Noting Lobnitz’s generosity of spirit and his desire to always be of “extreme service” to clients, Sheerin added, “He will always be, to me, the heart of TLC.”

One of the biggest impacts from Lobnitz’s career involves the creation of the state of Florida’s codes and specifications for health care construction. During the early 1970s, Lobnitz estimates, he became an early influencer and thought leader on this topic as he and other like-minded individuals became intricately involved in the establishment of the state entity now known as the Agency for Health Care Administration (AHCA).
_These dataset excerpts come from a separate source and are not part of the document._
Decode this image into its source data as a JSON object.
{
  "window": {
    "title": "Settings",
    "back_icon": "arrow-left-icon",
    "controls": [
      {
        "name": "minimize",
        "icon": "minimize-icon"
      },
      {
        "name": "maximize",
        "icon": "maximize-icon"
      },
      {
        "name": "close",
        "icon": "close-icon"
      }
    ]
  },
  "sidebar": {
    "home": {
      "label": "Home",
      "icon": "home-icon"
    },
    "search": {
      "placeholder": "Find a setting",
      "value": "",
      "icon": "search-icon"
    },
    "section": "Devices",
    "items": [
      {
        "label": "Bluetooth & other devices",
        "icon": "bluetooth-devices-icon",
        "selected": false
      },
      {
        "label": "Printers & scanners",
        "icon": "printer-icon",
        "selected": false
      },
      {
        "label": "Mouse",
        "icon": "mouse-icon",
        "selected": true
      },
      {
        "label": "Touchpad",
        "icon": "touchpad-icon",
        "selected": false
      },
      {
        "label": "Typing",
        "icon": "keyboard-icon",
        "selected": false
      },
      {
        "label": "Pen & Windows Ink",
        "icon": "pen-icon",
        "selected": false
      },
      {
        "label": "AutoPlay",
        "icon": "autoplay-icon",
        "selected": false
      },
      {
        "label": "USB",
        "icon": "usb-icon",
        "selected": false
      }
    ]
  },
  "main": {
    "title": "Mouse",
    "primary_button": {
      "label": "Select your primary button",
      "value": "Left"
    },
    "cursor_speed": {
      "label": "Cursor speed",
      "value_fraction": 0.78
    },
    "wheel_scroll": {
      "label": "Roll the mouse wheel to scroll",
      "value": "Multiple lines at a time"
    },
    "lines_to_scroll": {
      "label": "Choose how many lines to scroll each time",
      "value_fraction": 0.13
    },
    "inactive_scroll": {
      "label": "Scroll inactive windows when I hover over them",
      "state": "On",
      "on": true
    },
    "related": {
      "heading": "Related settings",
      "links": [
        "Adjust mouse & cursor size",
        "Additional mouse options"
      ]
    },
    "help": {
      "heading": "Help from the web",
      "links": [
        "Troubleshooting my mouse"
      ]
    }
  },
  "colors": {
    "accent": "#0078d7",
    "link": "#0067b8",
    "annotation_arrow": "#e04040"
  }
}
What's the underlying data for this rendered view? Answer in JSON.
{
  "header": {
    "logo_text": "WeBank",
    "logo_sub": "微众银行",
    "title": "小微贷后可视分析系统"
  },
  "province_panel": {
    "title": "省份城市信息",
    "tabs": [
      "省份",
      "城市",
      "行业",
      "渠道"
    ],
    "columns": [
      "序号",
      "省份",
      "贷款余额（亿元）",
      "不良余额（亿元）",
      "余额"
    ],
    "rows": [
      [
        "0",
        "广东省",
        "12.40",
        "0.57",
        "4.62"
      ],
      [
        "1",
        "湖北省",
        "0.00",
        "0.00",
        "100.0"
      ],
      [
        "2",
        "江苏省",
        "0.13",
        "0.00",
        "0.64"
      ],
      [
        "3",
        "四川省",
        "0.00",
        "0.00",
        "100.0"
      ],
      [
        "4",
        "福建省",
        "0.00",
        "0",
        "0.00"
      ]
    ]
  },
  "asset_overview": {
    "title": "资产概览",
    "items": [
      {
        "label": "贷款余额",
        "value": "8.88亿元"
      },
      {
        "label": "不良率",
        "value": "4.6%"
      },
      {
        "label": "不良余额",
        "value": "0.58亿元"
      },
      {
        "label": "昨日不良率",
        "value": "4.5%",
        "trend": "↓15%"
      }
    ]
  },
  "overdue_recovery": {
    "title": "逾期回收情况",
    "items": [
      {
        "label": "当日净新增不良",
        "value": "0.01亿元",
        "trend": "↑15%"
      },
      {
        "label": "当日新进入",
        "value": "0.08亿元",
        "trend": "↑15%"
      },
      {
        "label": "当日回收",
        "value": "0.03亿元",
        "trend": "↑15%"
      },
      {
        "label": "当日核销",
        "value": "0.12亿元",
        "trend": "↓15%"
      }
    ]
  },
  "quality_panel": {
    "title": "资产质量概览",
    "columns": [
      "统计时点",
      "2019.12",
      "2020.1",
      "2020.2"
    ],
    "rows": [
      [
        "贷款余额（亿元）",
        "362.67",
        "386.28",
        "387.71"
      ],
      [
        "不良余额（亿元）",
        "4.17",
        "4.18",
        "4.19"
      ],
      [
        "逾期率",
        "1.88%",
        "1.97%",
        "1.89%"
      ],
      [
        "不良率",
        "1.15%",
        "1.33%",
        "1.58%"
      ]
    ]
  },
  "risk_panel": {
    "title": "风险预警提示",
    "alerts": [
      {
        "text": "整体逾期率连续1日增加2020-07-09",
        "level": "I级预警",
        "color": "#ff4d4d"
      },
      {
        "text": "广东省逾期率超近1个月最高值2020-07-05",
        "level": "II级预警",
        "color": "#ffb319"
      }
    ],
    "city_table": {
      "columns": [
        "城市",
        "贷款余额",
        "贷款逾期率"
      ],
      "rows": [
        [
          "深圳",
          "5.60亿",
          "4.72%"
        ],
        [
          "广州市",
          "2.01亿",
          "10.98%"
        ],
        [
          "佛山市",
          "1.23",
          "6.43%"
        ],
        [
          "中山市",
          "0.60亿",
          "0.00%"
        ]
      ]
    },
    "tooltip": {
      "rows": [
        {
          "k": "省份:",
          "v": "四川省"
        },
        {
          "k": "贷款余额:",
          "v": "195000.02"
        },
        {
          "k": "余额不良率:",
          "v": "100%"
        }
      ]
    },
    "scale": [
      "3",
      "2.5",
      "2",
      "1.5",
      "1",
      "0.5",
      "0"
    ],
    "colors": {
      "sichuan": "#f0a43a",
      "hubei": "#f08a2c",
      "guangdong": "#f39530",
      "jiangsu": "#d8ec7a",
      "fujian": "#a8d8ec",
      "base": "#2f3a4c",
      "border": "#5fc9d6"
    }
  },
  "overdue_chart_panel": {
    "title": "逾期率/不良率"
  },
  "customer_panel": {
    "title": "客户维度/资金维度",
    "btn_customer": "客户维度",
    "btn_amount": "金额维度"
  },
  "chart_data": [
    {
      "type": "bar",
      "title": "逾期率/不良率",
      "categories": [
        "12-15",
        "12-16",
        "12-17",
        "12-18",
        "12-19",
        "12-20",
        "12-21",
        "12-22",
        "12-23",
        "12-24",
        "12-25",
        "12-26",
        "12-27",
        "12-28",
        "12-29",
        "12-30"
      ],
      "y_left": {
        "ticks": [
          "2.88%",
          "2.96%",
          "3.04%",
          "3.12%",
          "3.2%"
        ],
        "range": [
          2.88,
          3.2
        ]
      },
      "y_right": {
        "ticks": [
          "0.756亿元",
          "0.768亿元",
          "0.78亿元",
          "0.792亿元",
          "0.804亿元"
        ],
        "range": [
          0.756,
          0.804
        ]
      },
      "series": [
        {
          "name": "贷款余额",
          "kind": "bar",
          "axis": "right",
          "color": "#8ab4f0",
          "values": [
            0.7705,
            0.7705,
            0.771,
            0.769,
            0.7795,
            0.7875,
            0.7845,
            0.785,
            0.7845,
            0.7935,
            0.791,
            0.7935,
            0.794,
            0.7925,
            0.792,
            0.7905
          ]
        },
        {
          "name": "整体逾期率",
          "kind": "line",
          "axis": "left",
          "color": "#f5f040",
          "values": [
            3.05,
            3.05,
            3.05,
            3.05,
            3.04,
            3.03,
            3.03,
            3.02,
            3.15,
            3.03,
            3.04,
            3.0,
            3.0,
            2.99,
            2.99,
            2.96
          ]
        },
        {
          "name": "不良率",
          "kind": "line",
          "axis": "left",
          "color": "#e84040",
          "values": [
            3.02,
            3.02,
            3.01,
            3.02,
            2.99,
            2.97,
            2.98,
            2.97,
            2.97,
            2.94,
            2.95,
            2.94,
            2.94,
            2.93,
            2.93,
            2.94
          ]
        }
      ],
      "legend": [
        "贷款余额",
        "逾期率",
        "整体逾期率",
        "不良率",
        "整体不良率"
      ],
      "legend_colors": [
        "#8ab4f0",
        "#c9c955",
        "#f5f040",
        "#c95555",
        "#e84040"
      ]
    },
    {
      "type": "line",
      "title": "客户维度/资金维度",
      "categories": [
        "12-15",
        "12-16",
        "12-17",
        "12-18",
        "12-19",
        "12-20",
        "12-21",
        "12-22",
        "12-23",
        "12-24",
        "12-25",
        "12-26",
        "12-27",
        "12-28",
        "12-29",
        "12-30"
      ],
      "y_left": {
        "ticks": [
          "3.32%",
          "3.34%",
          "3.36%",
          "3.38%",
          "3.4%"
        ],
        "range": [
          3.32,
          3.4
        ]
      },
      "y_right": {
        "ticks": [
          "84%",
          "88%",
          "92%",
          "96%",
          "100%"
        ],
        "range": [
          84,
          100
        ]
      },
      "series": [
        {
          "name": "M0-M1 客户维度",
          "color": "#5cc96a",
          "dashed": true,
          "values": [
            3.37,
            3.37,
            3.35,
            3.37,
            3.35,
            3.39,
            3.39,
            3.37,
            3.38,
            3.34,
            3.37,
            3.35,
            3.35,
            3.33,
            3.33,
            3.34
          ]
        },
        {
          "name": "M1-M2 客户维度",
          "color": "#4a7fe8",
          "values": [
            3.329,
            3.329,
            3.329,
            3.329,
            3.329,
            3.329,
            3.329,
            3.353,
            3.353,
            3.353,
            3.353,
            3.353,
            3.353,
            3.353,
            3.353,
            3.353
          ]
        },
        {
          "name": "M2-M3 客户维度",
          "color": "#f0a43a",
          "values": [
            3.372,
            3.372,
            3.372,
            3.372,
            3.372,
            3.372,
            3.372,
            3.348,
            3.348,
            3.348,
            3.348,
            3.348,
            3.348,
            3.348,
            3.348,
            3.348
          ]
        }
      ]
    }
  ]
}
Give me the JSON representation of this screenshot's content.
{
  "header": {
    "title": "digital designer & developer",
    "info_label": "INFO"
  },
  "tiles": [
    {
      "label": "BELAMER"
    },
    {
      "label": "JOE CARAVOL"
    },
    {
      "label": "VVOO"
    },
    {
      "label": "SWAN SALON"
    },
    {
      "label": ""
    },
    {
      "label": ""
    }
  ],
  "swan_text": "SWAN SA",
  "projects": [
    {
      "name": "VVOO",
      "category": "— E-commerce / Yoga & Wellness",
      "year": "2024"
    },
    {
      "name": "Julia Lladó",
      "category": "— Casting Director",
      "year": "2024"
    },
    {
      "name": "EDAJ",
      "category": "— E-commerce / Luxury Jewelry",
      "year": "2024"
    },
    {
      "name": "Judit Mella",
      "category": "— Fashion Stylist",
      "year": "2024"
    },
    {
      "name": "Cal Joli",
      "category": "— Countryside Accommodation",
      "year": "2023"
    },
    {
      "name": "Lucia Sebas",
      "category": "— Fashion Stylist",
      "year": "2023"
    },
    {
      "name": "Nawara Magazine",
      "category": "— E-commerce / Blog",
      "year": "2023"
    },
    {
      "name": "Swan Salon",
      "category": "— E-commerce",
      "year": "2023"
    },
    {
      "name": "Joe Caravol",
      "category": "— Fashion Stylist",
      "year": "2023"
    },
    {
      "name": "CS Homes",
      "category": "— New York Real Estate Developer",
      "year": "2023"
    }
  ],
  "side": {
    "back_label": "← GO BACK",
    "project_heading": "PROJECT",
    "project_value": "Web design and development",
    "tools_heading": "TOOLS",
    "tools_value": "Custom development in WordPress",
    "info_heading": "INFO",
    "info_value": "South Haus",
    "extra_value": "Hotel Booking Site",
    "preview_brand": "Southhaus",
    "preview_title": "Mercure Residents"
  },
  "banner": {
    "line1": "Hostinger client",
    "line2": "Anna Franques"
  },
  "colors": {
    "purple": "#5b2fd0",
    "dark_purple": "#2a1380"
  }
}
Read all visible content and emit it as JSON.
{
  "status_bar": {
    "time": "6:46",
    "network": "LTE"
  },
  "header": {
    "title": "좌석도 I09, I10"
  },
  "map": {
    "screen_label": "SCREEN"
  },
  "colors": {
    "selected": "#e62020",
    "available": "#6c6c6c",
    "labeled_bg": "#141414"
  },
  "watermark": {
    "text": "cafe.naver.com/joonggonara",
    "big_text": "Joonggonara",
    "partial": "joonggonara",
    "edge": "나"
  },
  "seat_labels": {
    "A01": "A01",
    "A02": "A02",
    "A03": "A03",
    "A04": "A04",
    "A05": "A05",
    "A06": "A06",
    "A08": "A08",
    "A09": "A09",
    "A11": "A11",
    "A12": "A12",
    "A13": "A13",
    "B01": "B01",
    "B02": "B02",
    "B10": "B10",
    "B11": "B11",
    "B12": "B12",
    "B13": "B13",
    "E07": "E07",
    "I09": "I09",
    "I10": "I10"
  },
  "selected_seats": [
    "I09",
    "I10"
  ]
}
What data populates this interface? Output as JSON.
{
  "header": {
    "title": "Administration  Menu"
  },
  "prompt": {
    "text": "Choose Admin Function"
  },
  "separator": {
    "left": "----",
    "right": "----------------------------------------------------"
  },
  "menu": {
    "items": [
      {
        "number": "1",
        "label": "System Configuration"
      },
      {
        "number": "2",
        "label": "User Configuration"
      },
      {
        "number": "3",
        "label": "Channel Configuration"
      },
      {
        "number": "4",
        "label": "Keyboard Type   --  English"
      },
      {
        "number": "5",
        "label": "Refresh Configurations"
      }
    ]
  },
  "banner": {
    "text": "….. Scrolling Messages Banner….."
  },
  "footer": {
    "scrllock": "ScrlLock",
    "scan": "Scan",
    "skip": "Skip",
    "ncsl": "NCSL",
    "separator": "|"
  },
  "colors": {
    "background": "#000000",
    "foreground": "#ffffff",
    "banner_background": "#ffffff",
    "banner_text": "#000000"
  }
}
“Most of the other states didn’t have an approval process” for health care projects, he recalls. “They just looked at the drawings and let people do whatever they wanted to do …. But in Florida, we wanted the get the process working better.”

Through a contract with the state—AHCA hadn’t been created yet—the group went about establishing a review process for drawings and construction, and took the step of working in the field to ensure codes were met.

Lobnitz’s legacy continues to live on.


‘The Engineer With a Heart’

By all accounts, Lobnitz has inspired numerous people over the years. Count among those Jacob Nagib, director of planning, engineering and construction at Halifax Medical Center, Daytona Beach, Fla.. Formerly an engineer at TLC, Nagib worked closely with Lobnitz on roughly 40 health care projects, he estimates.

“Ed is a great human being, and everything he does, he does it with his heart,” Nagib says. “He’s an engineer, but he never forgets the human part of his work. When he does a health care project, he thinks of the patient: ‘What if I’m the one in that bed or on that operating table?’ This is predominantly Ed’s mind-set.”

Adds Nagib: “You really have to work closely with him to understand how caring and loving of a person he is. He’s the engineer with a heart.”

Calling Lobnitz a highly detailed “genius,” Nagib credits him for being a “big, big factor” in creating AHCA. Also noting that Lobnitz “put me under his wings” at TLC, Nagib credits his former mentor with helping him attain the position he holds today overseeing a major health care organization’s engineering and construction.

“I really can’t say I did that all by myself,” Nagib says. “He made me so interested in this work because I worked next to him.”

Since his retirement more than 10 years ago, Lobnitz has been able to increase his participation in Engineering Ministries International, or EMI. The group, which undertakes projects for ministry groups around the world, remains a big part of his life, he says.

“I can’t imagine not being a part of their ministry!” Lobnitz told ENR Southeast.

In fact, it was Lobnitz who brought EMI to the attention of a former TLC engineer, Kevin Keiter, who now works full-time as a project leader and mechanical engineer with the group.

“I knew of his involvement in EMI” while at TLC, Keiter says. “And I don’t know when I would’ve learned about it, if ever, if it had not been for Ed, because of his volunteering. I think a lot of him as a man.”

Regarding his leadership at TLC, Keiter echoed the comments of others, noting, “He was just a tremendous part of TLC’s culture overall, not just the projects. I always appreciated that about him.”

For all of these career accomplishments, and for the spirit of service he embodies, ENR Southeast is pleased to recognize Edward Lobnitz as this year’s Legacy Award winner.